Ces « usines cellulaires » sont des micro‑organismes génétiquement modifiés, capables de convertir des matières premières en produits de haute valeur sans générer de déchets inutiles. Il y a dix ans, le domaine était embryonnaire. Aujourd’hui, les avancées techniques sont spectaculaires sur quatre axes : durée, précision, rapidité et stabilité. Les équipes introduisent désormais des paquets d’ADN contenant des centaines de kilobases – chaque kilobase représente mille paires de bases – dans une seule cellule. Un gène bactérien moyen ne mesure qu’un à deux kilobases, ce qui signifie que plusieurs dizaines de nouvelles séquences peuvent être livrées simultanément.

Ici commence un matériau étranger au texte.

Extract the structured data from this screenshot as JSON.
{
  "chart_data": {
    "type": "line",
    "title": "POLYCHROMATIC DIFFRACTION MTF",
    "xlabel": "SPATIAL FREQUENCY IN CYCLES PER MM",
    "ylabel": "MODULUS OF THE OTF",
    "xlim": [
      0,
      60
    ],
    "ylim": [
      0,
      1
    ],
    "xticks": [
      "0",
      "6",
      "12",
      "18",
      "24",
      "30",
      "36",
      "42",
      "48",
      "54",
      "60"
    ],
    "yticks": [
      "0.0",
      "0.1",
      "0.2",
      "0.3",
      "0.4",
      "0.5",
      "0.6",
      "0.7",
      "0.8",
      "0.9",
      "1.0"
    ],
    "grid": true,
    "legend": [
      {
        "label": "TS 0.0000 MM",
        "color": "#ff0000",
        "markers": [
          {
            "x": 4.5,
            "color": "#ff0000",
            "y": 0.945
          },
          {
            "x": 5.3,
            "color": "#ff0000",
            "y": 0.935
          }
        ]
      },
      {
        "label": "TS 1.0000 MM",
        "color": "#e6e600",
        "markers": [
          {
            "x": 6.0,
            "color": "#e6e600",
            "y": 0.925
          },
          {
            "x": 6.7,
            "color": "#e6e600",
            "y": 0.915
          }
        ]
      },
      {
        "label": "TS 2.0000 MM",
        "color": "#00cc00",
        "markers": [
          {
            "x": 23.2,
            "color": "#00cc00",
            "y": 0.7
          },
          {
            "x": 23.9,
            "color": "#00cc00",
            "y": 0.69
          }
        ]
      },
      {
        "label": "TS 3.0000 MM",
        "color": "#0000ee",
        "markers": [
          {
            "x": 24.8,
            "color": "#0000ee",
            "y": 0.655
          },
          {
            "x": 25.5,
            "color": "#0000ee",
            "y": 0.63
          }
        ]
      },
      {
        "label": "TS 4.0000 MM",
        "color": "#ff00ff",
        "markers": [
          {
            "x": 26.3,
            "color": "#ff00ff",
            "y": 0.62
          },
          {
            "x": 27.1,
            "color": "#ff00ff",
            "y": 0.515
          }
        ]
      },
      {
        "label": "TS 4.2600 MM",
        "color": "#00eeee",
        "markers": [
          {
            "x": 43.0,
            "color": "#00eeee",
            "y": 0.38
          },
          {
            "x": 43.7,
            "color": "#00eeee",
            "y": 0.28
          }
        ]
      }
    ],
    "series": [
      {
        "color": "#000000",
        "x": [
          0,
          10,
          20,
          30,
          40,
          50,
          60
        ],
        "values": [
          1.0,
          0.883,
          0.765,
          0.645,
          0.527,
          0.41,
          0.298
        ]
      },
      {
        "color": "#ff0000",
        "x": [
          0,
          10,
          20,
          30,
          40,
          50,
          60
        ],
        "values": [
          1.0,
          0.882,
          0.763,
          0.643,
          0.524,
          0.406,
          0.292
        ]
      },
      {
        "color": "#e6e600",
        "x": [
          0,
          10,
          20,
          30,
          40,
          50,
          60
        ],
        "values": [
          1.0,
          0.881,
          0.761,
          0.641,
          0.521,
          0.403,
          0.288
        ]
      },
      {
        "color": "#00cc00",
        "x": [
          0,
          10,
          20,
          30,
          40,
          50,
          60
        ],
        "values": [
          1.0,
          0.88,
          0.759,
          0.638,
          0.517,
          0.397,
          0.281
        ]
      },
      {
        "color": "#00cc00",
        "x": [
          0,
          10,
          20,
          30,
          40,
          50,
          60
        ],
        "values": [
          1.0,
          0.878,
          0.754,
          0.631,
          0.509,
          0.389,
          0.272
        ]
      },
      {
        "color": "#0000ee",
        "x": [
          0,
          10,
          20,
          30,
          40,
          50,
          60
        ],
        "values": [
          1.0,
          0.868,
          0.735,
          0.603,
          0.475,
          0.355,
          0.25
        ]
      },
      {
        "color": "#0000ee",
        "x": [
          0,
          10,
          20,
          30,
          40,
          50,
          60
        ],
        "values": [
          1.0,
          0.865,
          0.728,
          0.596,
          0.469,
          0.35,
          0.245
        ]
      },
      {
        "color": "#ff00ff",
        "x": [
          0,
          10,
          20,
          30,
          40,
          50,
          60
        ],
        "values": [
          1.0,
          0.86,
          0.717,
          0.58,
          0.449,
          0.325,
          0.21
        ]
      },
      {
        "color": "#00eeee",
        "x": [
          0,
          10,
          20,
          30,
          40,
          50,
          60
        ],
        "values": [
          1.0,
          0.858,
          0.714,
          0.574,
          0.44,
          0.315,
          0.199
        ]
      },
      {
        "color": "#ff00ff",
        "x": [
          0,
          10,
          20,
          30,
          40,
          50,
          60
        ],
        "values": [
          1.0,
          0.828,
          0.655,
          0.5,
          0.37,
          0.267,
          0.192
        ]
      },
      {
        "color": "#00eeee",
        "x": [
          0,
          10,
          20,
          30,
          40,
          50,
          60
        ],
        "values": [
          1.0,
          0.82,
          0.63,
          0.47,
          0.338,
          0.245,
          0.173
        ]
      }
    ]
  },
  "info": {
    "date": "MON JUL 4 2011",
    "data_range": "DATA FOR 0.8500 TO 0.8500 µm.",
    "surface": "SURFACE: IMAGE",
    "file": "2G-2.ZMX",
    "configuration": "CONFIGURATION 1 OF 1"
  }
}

Vers la réécriture totale du génome

Yue Shen, auteur d’une revue récente, explique que, il y a cinq à dix ans, les scientifiques étaient limités à l’insertion de quelques gènes à la fois. Aujourd’hui, il est possible de remodeler le génome complet d’un organisme. Le projet Synthetic Yeast Genome, en cours depuis plusieurs années, assemble pas à pas un génome de levure artificiel, en y ajoutant des centaines de modules de régulation. Le résultat : des levures capables de résister à des températures de 39,5 °C et de produire des quantités massives de substances utiles. Un essai a démontré une hausse de 40 fois de la production de carotène, le pigment orange des carottes.

Chez E. coli, les chercheurs ont franchi une étape supplémentaire en réécrivant intégralement le « langage » génétique de la bactérie. Cette démarche libère de nouvelles lettres dans l’alphabet de la vie, permettant d’incorporer des acides aminés artificiels dans les protéines. Ainsi, on peut synthétiser des médicaments et des plastiques qui n’existent naturellement nulle part.

Des chromosomes supplémentaires sur mesure

Une autre innovation réside dans la création de chromosomes artificiels, conçus de zéro et ajoutés au génome existant sans le modifier. Fonctionnant comme des plateformes modulaires, ils offrent la liberté de placer n’importe quel gène souhaité. En 2024, un groupe chinois a présenté la construction d’un chromosome contenant 542 nouveaux gènes. Les levures équipées de ce module ont soudainement acquis la capacité de métaboliser des sucres auparavant inutilisables, de tolérer la chaleur et les métaux lourds, et même de produire des composés inexistants dans la nature.

Sécurité, confinement biologique et perspectives industrielles

La puissance de ces techniques soulève inévitablement des questions d’éthique et de biosécurité. Que se passerait‑il si une bactérie re‑designer s’échappait d’un réacteur ? Quels seraient les risques d’un usage détourné ? Les scientifiques, dont Shen, insistent sur la mise en place de mécanismes de « biocontainment » – des interrupteurs de sécurité intégrés qui rendent la survie hors du contexte contrôlé impossible. Un avantage immédiat pour l’industrie réside dans la résistance accrue aux virus qui, habituellement, attaquent les cellules bactériens. En modifiant le code génétique cible, les virus ne reconnaissent plus les hôtes, évitant ainsi des pertes financières colossales dans les cuves de fermentation.

En résumé, la réécriture totale du génome, la capacité à insérer d’énormes blocs d’information génétique et la conception de chromosomes additionnels transforment les microbes en véritables usines de demain. Elles ouvrent la porte à une production plus durable, moins polluante et capable de répondre à des besoins sociétaux urgents, du traitement de maladies rares à la fabrication de matériaux biodégradables.